Au début de cette homélie, j’ai dit que tu t’étais envolée pour disparaître au-delà des nuages. Je me trompais, ayant pourtant appris, comme toi, que le plus important est invisible pour les yeux. Sous le soleil de l’été, certaines hirondelles se plaisent à nous le rappeler en s’élevant si haut dans le ciel que, soudain, on ne les aperçoit plus. Ethérées en lumière, elles donnent alors au bleu du ciel plus de profondeur, toute sa profondeur.

Je crois que c’est ce que tu as aussi fait, que tu fais encore dans le ciel de nos calottes crâniennes. Tu élargis notre firmament, exaltes notre être ensemble, affines notre humanité : un vrai travail d’artiste.
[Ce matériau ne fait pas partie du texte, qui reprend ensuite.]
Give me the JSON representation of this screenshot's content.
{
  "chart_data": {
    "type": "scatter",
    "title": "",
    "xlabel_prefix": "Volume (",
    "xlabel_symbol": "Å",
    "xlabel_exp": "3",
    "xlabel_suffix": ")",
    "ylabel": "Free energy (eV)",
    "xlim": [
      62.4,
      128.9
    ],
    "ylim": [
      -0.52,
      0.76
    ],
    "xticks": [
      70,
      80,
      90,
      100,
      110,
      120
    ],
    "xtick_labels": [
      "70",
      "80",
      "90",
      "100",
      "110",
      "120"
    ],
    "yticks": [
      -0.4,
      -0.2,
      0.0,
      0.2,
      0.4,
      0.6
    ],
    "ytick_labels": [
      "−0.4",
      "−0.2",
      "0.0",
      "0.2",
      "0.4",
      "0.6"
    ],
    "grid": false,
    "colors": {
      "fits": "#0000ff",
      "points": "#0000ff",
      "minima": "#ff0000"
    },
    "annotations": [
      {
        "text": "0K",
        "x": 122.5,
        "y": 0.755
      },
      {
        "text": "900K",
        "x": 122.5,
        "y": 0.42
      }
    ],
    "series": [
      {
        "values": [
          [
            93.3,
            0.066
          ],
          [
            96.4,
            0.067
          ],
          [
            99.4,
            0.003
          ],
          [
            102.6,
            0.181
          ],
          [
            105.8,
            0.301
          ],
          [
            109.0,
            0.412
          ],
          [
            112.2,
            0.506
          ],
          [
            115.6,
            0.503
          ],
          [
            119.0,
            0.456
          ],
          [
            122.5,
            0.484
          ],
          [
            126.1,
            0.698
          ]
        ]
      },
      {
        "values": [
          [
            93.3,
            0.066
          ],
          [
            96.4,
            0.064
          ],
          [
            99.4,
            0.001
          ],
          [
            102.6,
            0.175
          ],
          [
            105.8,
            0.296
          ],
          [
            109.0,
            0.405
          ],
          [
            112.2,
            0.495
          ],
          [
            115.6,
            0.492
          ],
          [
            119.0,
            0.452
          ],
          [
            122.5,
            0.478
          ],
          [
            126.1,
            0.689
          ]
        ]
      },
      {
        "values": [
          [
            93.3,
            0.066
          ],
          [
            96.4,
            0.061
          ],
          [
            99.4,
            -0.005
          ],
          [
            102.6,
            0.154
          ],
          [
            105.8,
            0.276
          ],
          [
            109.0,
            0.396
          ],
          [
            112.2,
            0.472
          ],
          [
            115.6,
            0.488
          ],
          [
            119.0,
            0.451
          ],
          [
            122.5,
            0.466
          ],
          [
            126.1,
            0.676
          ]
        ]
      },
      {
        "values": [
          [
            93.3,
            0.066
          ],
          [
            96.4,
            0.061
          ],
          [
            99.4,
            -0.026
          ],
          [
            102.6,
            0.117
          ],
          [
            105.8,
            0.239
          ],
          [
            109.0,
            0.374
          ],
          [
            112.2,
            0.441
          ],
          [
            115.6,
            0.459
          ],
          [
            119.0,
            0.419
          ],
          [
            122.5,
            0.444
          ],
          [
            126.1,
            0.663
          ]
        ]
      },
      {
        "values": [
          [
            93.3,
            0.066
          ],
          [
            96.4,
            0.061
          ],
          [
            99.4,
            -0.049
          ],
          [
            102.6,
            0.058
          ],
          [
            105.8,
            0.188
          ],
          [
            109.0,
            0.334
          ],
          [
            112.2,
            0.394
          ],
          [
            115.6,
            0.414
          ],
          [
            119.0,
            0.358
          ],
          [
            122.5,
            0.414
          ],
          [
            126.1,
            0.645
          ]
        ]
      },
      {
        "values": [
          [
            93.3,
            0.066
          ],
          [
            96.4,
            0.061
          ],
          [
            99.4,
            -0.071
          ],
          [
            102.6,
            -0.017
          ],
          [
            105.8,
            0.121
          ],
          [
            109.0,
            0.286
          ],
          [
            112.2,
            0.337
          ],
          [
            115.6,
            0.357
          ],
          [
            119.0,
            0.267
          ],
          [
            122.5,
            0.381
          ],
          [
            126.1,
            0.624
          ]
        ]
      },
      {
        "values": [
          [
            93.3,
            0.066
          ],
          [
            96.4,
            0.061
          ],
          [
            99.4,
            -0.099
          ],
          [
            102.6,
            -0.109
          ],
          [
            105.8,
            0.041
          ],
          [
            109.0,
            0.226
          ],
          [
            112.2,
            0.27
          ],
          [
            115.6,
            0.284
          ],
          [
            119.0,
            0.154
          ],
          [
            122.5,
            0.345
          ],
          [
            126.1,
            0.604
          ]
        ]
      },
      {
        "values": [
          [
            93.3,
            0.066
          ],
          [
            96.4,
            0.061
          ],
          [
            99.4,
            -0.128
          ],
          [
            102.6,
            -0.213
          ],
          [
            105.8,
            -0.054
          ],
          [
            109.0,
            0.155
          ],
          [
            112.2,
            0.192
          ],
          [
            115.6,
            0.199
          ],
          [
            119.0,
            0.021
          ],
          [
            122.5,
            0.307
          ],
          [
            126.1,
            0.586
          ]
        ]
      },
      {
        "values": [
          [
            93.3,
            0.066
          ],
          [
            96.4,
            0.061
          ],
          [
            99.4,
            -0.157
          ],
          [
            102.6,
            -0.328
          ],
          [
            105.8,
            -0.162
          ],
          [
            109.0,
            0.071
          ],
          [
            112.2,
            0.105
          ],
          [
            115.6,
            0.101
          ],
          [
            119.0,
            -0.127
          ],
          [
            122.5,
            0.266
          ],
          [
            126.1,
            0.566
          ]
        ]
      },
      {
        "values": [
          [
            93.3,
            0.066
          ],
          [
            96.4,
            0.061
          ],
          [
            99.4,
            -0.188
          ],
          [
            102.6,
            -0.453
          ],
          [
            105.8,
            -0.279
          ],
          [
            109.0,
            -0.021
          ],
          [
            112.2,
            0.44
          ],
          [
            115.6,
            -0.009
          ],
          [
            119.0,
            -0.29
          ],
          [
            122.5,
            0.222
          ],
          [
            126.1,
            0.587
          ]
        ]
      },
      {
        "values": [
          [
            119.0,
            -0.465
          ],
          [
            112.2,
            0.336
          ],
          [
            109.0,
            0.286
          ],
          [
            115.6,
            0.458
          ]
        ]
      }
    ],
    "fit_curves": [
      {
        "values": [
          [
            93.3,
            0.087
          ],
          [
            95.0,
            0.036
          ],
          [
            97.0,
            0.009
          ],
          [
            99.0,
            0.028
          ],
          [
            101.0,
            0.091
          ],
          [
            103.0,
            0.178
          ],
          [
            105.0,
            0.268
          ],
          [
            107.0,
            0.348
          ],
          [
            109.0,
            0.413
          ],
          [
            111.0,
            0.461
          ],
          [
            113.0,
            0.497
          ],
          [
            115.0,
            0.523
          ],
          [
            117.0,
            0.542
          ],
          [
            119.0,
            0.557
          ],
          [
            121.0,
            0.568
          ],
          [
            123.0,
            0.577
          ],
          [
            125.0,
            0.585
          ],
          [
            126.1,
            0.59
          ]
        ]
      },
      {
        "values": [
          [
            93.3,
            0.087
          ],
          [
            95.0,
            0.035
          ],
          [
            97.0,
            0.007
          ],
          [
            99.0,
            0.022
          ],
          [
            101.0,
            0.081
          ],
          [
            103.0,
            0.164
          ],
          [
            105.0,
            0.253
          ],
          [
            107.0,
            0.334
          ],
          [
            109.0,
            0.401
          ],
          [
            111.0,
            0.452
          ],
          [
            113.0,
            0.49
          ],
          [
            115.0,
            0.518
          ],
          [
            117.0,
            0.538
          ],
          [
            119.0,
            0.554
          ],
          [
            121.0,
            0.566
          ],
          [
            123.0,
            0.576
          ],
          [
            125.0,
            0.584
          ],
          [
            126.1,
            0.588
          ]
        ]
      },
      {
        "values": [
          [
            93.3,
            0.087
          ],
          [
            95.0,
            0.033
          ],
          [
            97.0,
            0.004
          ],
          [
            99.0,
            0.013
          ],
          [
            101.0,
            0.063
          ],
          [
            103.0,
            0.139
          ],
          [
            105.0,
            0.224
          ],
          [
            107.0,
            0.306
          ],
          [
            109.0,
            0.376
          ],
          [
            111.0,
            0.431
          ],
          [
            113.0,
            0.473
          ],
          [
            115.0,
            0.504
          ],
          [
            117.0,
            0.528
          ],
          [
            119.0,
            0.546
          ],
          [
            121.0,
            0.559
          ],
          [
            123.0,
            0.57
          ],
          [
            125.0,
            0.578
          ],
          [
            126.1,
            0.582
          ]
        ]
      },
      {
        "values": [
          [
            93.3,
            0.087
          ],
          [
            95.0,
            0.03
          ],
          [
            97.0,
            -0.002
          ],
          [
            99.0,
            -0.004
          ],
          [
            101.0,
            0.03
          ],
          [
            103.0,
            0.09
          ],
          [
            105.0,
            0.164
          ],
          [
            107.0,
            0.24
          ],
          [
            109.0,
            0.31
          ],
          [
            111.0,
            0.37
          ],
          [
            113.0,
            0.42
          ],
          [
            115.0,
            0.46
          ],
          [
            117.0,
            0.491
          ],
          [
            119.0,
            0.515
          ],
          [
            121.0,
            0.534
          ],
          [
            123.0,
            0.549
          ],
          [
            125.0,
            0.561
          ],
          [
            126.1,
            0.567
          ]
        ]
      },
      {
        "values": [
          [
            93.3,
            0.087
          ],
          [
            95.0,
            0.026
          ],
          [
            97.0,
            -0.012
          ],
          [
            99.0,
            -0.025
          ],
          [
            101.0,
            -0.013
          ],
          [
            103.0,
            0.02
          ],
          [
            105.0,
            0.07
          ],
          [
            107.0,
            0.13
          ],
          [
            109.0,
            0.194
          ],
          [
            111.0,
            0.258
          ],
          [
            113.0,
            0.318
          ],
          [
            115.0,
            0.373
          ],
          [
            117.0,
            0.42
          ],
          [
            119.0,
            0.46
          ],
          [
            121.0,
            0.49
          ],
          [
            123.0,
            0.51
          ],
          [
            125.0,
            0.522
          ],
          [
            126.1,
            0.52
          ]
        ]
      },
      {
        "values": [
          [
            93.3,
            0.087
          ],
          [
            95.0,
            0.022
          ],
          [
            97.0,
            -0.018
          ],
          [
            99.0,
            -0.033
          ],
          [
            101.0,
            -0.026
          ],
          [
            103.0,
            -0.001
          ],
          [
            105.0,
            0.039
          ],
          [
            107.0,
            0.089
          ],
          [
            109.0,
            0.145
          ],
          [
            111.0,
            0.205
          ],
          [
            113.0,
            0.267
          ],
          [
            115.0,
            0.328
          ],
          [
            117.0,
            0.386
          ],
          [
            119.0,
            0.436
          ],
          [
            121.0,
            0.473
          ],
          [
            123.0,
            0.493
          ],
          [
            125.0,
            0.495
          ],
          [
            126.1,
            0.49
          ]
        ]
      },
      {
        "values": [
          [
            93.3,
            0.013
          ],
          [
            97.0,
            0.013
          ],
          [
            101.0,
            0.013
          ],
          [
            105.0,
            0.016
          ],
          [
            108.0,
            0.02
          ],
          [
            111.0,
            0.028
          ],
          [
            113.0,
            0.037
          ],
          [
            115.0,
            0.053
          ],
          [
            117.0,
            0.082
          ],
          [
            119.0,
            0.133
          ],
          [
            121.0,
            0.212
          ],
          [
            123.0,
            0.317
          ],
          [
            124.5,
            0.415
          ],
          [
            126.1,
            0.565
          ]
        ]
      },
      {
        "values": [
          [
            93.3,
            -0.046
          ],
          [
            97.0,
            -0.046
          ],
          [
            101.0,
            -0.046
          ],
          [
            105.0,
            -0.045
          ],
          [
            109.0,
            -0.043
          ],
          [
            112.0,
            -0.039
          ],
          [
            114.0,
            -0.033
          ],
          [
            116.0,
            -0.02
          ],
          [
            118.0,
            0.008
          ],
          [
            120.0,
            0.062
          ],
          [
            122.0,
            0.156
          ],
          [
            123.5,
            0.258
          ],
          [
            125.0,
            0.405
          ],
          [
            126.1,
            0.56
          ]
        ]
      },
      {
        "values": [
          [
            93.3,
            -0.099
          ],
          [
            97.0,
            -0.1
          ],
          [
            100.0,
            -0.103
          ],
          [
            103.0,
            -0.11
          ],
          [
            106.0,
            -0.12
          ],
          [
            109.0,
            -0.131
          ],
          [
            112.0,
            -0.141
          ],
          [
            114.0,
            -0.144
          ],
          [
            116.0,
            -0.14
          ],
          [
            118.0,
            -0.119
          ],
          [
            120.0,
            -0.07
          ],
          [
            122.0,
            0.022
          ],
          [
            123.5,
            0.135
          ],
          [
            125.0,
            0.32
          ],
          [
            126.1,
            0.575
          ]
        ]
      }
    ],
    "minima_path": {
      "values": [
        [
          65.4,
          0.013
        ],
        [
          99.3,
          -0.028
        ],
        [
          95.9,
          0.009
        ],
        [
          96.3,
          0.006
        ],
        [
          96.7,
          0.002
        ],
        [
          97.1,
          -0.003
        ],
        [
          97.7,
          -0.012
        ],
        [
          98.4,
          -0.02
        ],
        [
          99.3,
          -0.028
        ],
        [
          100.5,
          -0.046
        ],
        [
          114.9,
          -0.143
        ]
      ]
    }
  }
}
Chère Elisabeth, si nous nous sommes réunis aujourd’hui autour de toi pour nous résigner à ne plus te serrer dans nos bras, nous pouvons nous en consoler en comprenant que tu es toujours avec nous, en nous. Non pas en tant que fumée noirâtre de crématorium mais en tant que bleu du ciel de tes yeux. Ciel d’une profondeur insoupçonnée où, aussi longtemps que nous ouvrirons les yeux, tu planeras, les ailes grandes ouvertes, invisible à nos yeux.

 

Homélie rédigée en hommage à une amie, Elisabeth Barmarin, décédée le 10 février 2010.

 

et qui maintenant est algnée avec d'autres textes, comme une croix parmi d'autres croix dans un cimetière.